La Suisse tousse et renifle. Alors que beaucoup se maintiennent à flot avec des médicaments et des sirops, certains misent sur l'aide spirituelle. En Suisse romande, par exemple, on fait appel à des «faiseurs de secret», des guérisseurs qui doivent aider à distance par une prière secrète. Gratuitement, car selon la tradition, ils ne peuvent pas demander d'honoraires.

Beaucoup de «faiseurs de secrets» affirment que leurs lignes téléphoniques sont surchargées. Blick a posé la question à plus de 30 d'entre eux. Ils reçoivent actuellement jusqu'à 40 appels par jour. «Depuis la pandémie, de nombreuses personnes âgées, craignant pour leur santé future, vivent dans un isolement total. Ils nous contactent donc», explique Marie-Christine Vaucher, guérisseuse fribourgeoise.

Contrairement aux églises libres qui font actuellement de la publicité en masse dans les rues avec des promesses de guérison, le «secret» est un élément du patrimoine culturel qui figure sur la liste de l'Unesco des traditions suisses vivantes.

Une courte formule de bénédiction à teneur religieuse

Le «secret» ne peut être transmis que sur la base de la confiance et seuls les initiés savent en quoi il consiste. Il s'agit probablement d'une courte formule de bénédiction à contenu religieux, destinée à soulager et à guérir diverses maladies et blessures. Bien que la pratique ne résiste pas à une explication scientifique, elle a une constance en Suisse romande dans toutes les couches de la société et dans toutes les classes d'âge. Selon le principe, elle ne peut pas faire de mal.

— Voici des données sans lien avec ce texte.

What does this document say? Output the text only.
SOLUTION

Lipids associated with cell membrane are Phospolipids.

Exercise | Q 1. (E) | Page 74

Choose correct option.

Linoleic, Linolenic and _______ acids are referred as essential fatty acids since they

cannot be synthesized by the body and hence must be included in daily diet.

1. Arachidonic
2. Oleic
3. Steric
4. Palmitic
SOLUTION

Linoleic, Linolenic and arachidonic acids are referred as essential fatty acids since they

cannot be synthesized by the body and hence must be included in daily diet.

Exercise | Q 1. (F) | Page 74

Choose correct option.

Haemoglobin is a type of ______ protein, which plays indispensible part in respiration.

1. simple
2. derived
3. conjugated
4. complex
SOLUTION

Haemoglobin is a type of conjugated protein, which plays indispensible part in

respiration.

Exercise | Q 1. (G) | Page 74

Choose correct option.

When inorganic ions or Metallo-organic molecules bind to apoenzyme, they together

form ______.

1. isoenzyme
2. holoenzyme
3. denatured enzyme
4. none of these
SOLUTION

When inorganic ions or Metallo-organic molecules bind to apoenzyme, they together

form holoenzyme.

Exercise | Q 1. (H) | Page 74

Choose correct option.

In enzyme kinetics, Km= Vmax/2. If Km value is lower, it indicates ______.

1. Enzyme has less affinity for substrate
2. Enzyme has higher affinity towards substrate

Même les hôpitaux n'y sont pas opposés. L'hôpital de Fribourg, les cliniques Hirslanden de Lausanne (VD) et Genève ainsi que le service d'oncologie de l'hôpital intercantonal de Payerne (VD), tiennent à disposition des patients les numéros de téléphone de guérisseurs, classés selon les affections qu'ils traitent. De son côté, le CHUV confirme sobrement que «pour des cas particuliers et en fonction de la situation, il est possible qu'il fasse appel ou ait fait appel à des faiseurs de secrets.»

L'Hôpital du Valais à Sion va encore plus loin et soutient l'intégration de différentes formes de soins et de médecine, comme le rapporte la porte-parole Célia Clavien. «Cela peut être une bonne option, notamment dans les cas de Covid long, où la science atteint ses limites.»

L'interne Florence Sierro-Müller accompagne ses patients, s'ils le souhaitent, avec le «secret» en plus des moyens de la médecine traditionnelle. Elle l'utilise le plus souvent dans les soins palliatifs et, selon les cas, pour les douleurs ou les brûlures. Elle l'utilise aussi en privé. «Ma belle-mère a saisi par erreur à mains nues une plaque dans le four brûlant. Elle a passé sa main sous l'eau froide et m'a appelée - le lendemain, elle n'avait même pas d'ampoules.»

L'effet placebo comme explication

Le «secret» n'est nullement en contradiction avec son titre de docteur, affirme Florence Sierro-Müller. Elle souligne que la médecine conventionnelle n'a pas de réponse à toutes les questions et propose la guérison par la prière comme un complément, jamais comme un substitut à un traitement. «Même si je fais une prière pour soulager la douleur, je donne de la morphine au patient si nécessaire.»

Les défenseurs du «secret» supposent qu'en prononçant les prières, le niveau de stress des patients baisse, ce qui déclenche des mécanismes chimiques et hormonaux positifs. Une explication possible est l'effet placebo, qui peut justement être démontré dans le cas de la douleur.

De l'autre côté de la Sarine, on se montre plus réticent. Philippe Luchsinger, médecin exerçant à Zurich et président de l'Association suisse des médecins de famille et de l'enfance, déclare: «Il existe de nombreuses possibilités différentes d'aborder les problèmes de santé. Comme il manque des études sur ces méthodes alternatives, nous ne pouvons pas non plus juger si elles font plus de mal ou plus de bien.»